Thanks for the comments. As you say, there are several paradoxes in the RF story. We tried to produce a complete mechanistic theory in our 1999 Immunology paper and earlier in a chapter I have just had to scan in for somebody because there are no copies of the book in the USA! The diagram in that chapter has 25 steps. My memory is that my most complicated diagram had 55 steps, with four positive feedback steps and more negative ones than I could count. Balancing effects from FcgammaRIIb and CR1 and various modes of linking of more than one receptor figured, together with the need for several clones to feed off each others' signals. So your point about IgM RF being perhaps ordinarily T cell independent is a good one, but my guess is that in RA persistent IgM RF production is bound in to the IgG RF and IgA RF production that IS T cell dependent and which generate, at least for IgG RF, complexes that encourage IgM RF B cells.
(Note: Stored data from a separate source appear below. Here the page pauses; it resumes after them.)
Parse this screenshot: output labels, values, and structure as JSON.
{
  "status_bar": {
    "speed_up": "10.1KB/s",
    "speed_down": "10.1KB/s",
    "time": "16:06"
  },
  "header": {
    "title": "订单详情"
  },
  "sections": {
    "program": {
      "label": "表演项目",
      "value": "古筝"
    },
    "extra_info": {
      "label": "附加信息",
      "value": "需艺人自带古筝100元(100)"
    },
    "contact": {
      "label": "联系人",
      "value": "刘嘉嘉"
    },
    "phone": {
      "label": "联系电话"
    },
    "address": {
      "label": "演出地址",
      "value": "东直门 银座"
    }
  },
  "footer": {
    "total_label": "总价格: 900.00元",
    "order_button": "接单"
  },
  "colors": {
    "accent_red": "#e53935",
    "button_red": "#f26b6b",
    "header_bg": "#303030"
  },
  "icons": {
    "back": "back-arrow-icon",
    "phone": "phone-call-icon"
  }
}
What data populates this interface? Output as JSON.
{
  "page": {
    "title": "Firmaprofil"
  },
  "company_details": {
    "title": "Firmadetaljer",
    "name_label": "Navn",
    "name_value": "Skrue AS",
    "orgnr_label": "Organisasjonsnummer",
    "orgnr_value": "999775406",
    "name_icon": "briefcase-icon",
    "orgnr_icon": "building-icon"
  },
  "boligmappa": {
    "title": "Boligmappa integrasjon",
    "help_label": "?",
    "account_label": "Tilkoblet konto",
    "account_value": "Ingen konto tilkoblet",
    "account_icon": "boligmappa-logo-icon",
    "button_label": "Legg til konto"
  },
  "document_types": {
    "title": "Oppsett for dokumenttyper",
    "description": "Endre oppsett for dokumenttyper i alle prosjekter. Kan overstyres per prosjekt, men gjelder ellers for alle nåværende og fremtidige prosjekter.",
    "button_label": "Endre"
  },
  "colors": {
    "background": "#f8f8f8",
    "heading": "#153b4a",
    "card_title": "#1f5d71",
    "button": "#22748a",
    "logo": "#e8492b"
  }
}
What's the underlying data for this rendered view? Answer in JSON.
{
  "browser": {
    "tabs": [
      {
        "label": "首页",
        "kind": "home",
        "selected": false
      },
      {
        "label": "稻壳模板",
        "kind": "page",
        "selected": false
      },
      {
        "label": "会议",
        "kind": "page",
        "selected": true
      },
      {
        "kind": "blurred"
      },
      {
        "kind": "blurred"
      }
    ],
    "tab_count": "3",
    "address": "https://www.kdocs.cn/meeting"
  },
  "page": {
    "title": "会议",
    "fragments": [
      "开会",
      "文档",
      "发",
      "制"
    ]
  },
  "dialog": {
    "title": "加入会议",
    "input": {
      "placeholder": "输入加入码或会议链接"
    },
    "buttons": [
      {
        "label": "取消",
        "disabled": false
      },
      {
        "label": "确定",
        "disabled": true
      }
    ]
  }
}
We failed to get a watertight story, because the number of possibilities are just too great. But maybe that is the lesson - RA may come about in lots of slightly different ways. And of course since that time we have had to reconsider the story in the light of ACPA. Do they feed off RF, or the other way around or are they runners in the same race or what? There is now an embarasse de richesse available for mechanisms. Yet Dr Cambridge and I hang on to the idea that there is a general principle here of 'cheating on the signals'. The 9G4 epitope on VH4-34 increasingly looks to us to be of much wider relevance to this cheating than was realised. It seems to mark a completely different low threshold system that is supposed to 'burn out' maybe by 'overstimulation induced death' but for some reason sometimes does not.

I have had to admit defeat on a tight story, and become a philosopher, but Jo Cambridge has not and the truth will one day emerge I think!

Dear all,

thanks for such a lively and informative discussion. I myself will take much time to find out the conclusion. Hope, I may come up with some interesting inference.